Weiwei's family was sent to Xinjiang Province, a remote area in western China. His father Ai Qing, once a lauded poet and scholar was forced to work daily cleaning communal toilets; their family ate seeds to survive. Knowing a bit of what his family experienced gives deeper understanding of Weiwei's crusade for free expression and human rights.

Blossom transforms fixtures - toilets, bathtubs, sinks with the installation of fragile, porcelain flowers alluding to the Hundred flowers Campaign and the possibility of transformation through free expression.

Yours Truly
Again, a memory Ai Qing, Weiwei's father informed the last installation. While the family was still in the labor camps, his father received an anonymous postcard announcing the 30 year anniversary of one of his poems. His father was deeply touched knowing that he was remembered.

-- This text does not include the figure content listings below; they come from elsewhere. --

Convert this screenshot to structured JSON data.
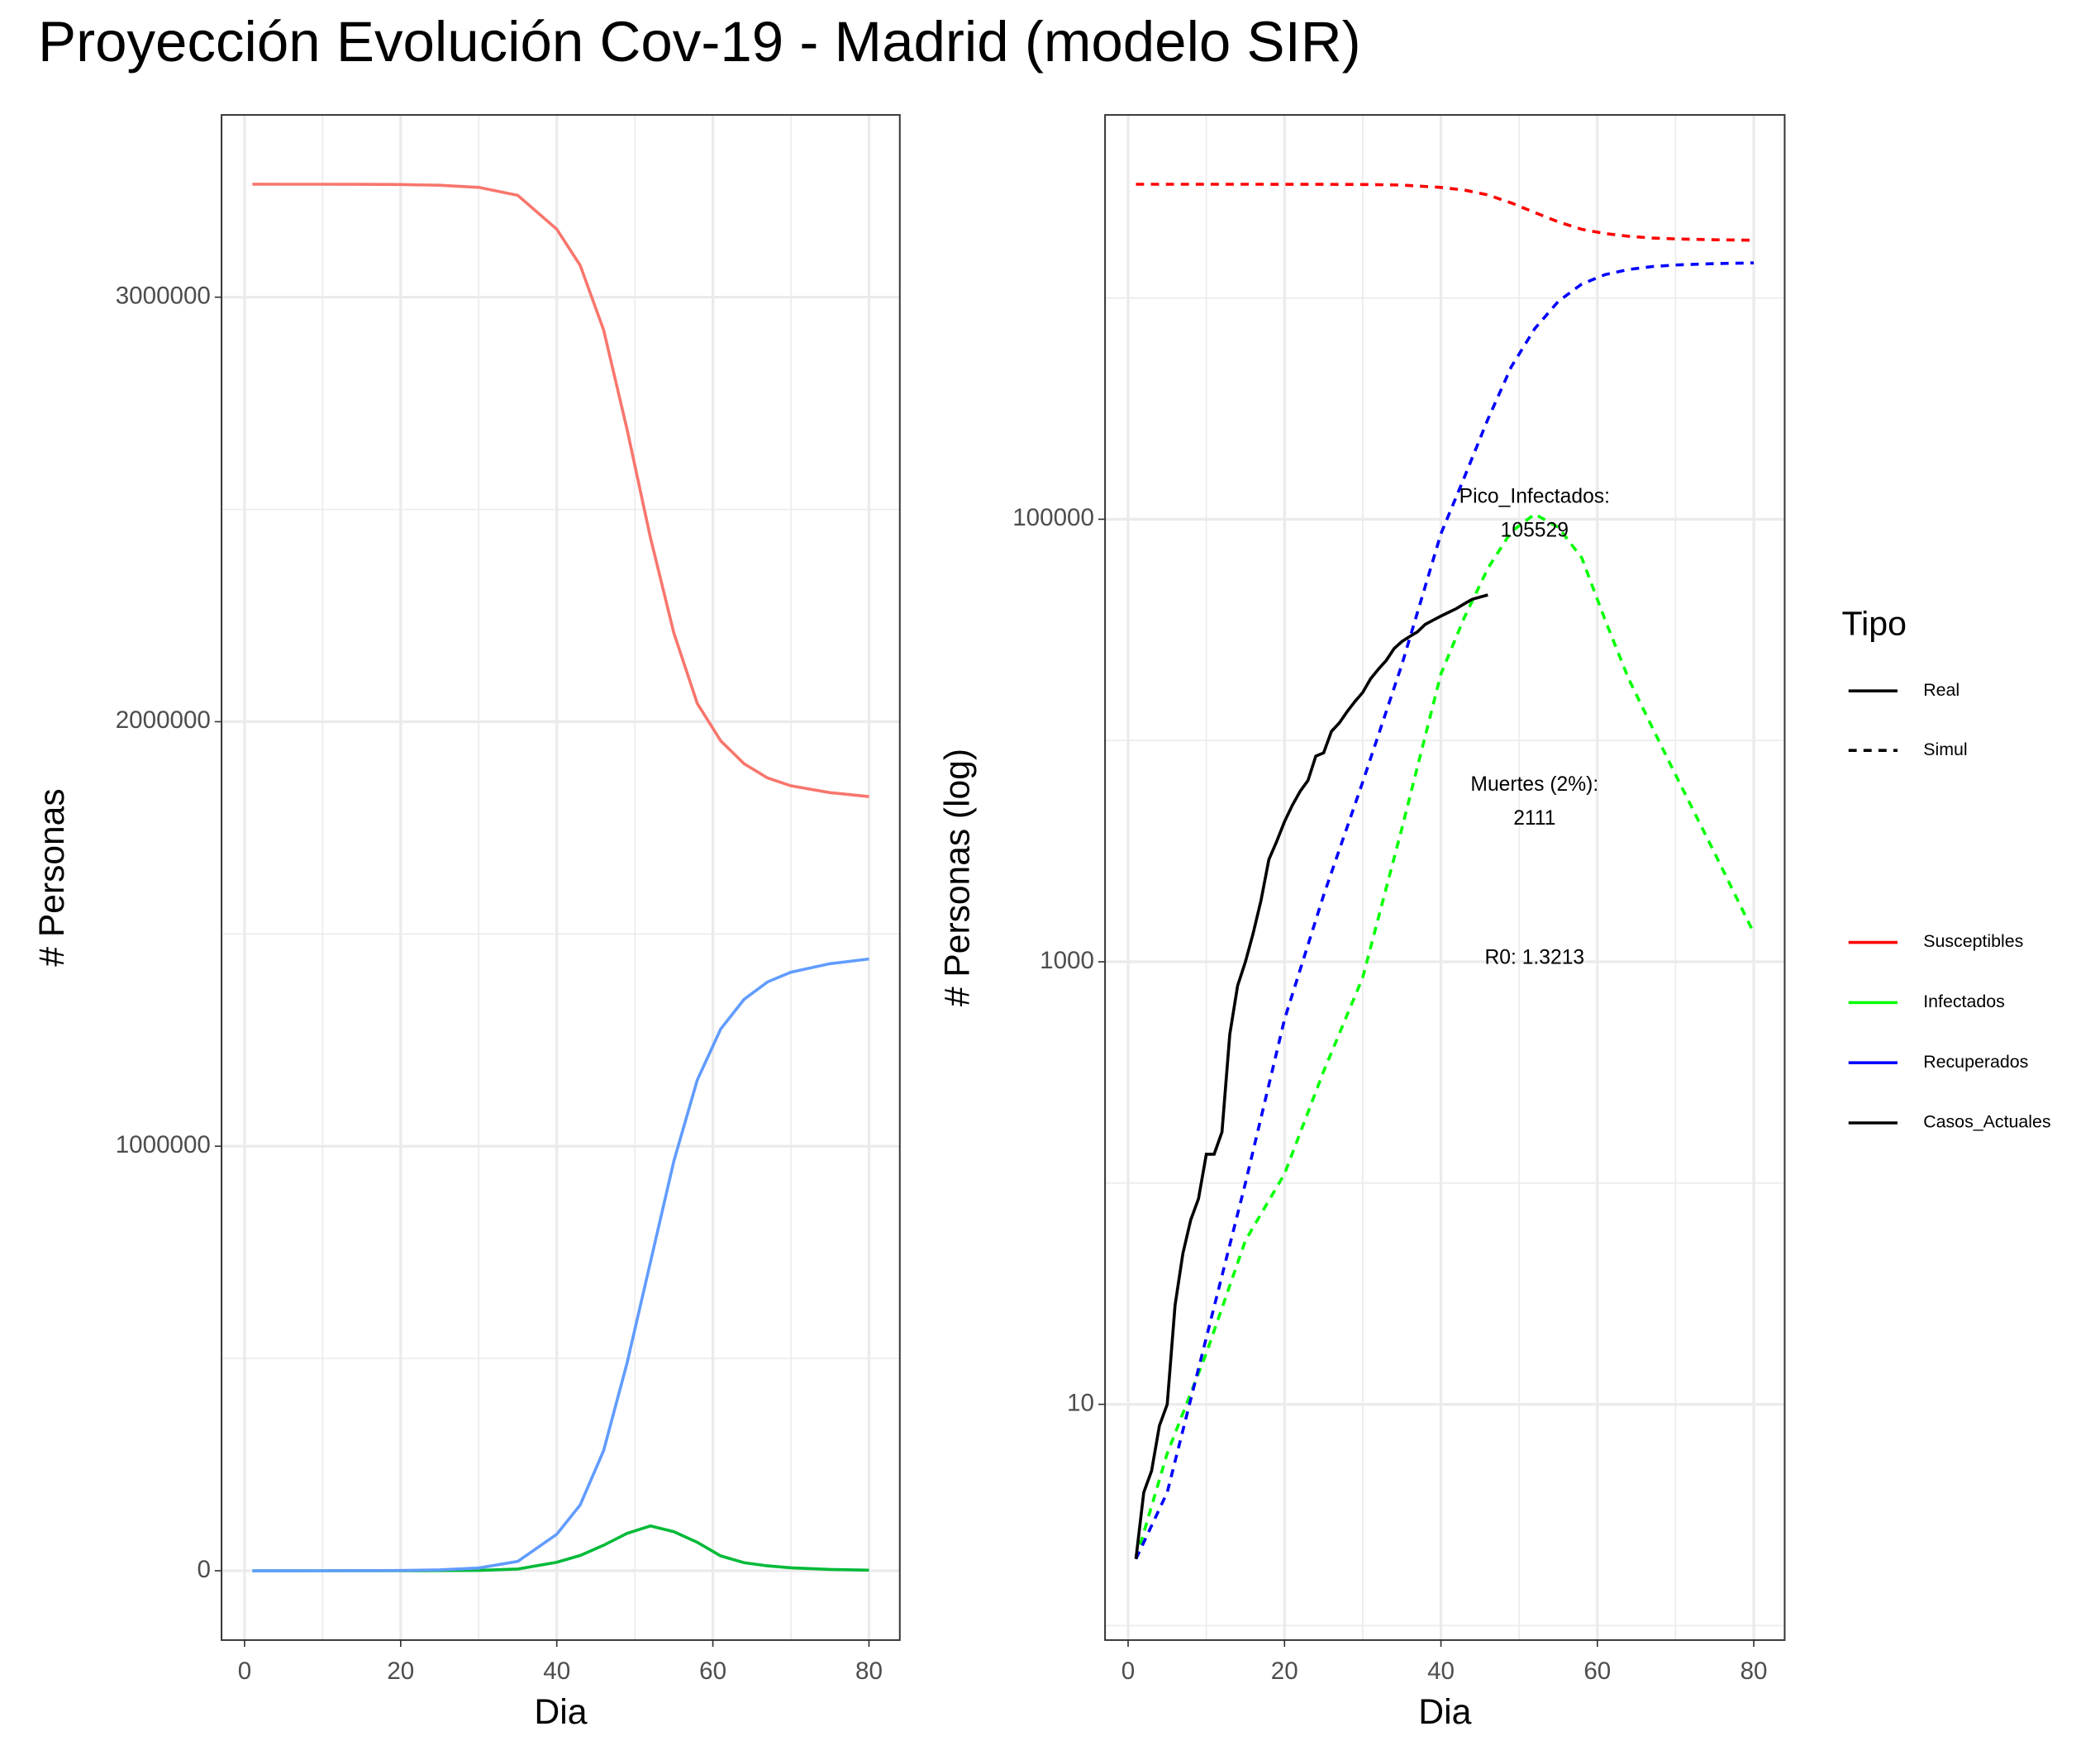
{
  "title": "Proyección Evolución Cov-19 - Madrid (modelo SIR)",
  "legend": {
    "title": "Tipo",
    "linetypes": [
      "Real",
      "Simul"
    ]
  },
  "chart_data": [
    {
      "type": "line",
      "x_label": "Dia",
      "y_label": "# Personas",
      "log_y": false,
      "grid": true,
      "xlim": [
        -2.95,
        83.95
      ],
      "xticks": [
        0,
        20,
        40,
        60,
        80
      ],
      "xminor": [
        10,
        30,
        50,
        70
      ],
      "ylim": [
        -163300,
        3429300
      ],
      "yticks": [
        0,
        1000000,
        2000000,
        3000000
      ],
      "yminor": [
        500000,
        1500000,
        2500000
      ],
      "x": [
        1,
        5,
        10,
        15,
        20,
        25,
        30,
        35,
        40,
        43,
        46,
        49,
        52,
        55,
        58,
        61,
        64,
        67,
        70,
        75,
        80
      ],
      "series": [
        {
          "color": "#F8766D",
          "values": [
            3265997,
            3265990,
            3265963,
            3265845,
            3265340,
            3263680,
            3258650,
            3240000,
            3160000,
            3075000,
            2923000,
            2689000,
            2433471,
            2209000,
            2043000,
            1955000,
            1901000,
            1867500,
            1849000,
            1832900,
            1823650
          ]
        },
        {
          "color": "#00BA38",
          "values": [
            2,
            6,
            17,
            55,
            110,
            320,
            850,
            4000,
            20000,
            36000,
            60000,
            88000,
            105529,
            92000,
            67000,
            35000,
            19000,
            11500,
            7000,
            3100,
            1350
          ]
        },
        {
          "color": "#619CFF",
          "values": [
            2,
            4,
            20,
            100,
            550,
            2000,
            6500,
            22000,
            86000,
            155000,
            283000,
            489000,
            727000,
            965000,
            1156000,
            1276000,
            1346000,
            1387000,
            1410000,
            1430000,
            1441000
          ]
        }
      ]
    },
    {
      "type": "line",
      "x_label": "Dia",
      "y_label": "# Personas (log)",
      "log_y": true,
      "grid": true,
      "xlim": [
        -2.95,
        83.95
      ],
      "xticks": [
        0,
        20,
        40,
        60,
        80
      ],
      "xminor": [
        10,
        30,
        50,
        70
      ],
      "ylim": [
        0.86,
        6720000
      ],
      "yticks": [
        10,
        1000,
        100000
      ],
      "yminor": [
        1,
        100,
        10000,
        1000000
      ],
      "x": [
        1,
        5,
        10,
        15,
        20,
        25,
        30,
        35,
        40,
        43,
        46,
        49,
        52,
        55,
        58,
        61,
        64,
        67,
        70,
        75,
        80
      ],
      "series": [
        {
          "name": "Susceptibles",
          "color": "#FF0000",
          "linetype": "Simul",
          "values": [
            3265997,
            3265990,
            3265963,
            3265845,
            3265340,
            3263680,
            3258650,
            3240000,
            3160000,
            3075000,
            2923000,
            2689000,
            2433471,
            2209000,
            2043000,
            1955000,
            1901000,
            1867500,
            1849000,
            1832900,
            1823650
          ]
        },
        {
          "name": "Infectados",
          "color": "#00FF00",
          "linetype": "Simul",
          "values": [
            2,
            6,
            17,
            55,
            110,
            320,
            850,
            4000,
            20000,
            36000,
            60000,
            88000,
            105529,
            92000,
            67000,
            35000,
            19000,
            11500,
            7000,
            3100,
            1350
          ]
        },
        {
          "name": "Recuperados",
          "color": "#0000FF",
          "linetype": "Simul",
          "values": [
            2,
            4,
            20,
            100,
            550,
            2000,
            6500,
            22000,
            86000,
            155000,
            283000,
            489000,
            727000,
            965000,
            1156000,
            1276000,
            1346000,
            1387000,
            1410000,
            1430000,
            1441000
          ]
        },
        {
          "name": "Casos_Actuales",
          "color": "#000000",
          "linetype": "Real",
          "x": [
            1,
            2,
            3,
            4,
            5,
            6,
            7,
            8,
            9,
            10,
            11,
            12,
            13,
            14,
            15,
            16,
            17,
            18,
            19,
            20,
            21,
            22,
            23,
            24,
            25,
            26,
            27,
            28,
            29,
            30,
            31,
            32,
            33,
            34,
            35,
            36,
            37,
            38,
            39,
            40,
            41,
            42,
            43,
            44,
            45,
            46
          ],
          "values": [
            2,
            4,
            5,
            8,
            10,
            28,
            48,
            68,
            85,
            135,
            135,
            170,
            470,
            780,
            1000,
            1350,
            1900,
            2900,
            3500,
            4300,
            5100,
            5900,
            6600,
            8500,
            8800,
            11000,
            12000,
            13500,
            15000,
            16500,
            19000,
            21000,
            23000,
            26000,
            28000,
            29500,
            31000,
            33500,
            35000,
            36500,
            38000,
            39500,
            41500,
            43500,
            44500,
            45500
          ]
        }
      ],
      "annotations": [
        {
          "lines": [
            "Pico_Infectados:",
            "105529"
          ]
        },
        {
          "lines": [
            "Muertes (2%):",
            "2111"
          ]
        },
        {
          "lines": [
            "R0: 1.3213"
          ]
        }
      ]
    }
  ]
}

Yours Truly encourages viewers to participate in a global conversation and to act to let individual prisoners know they haven't been forgotten. You can choose from any number of postcards, each addressed to a specific prisoner, with a symbol of the country where that prisoner is detained. The  cards are mailed to the individuals letting them know they are indeed remembered.
"The misconception of totalitarianism is that freedom can be imprisoned. This is not the case. When you constrain freedom, freedom will take flight and land on a windowsill."    - Ai Weiwei
Alcatraz Island - near San Francisco

The exhibition will close April 26, 2015.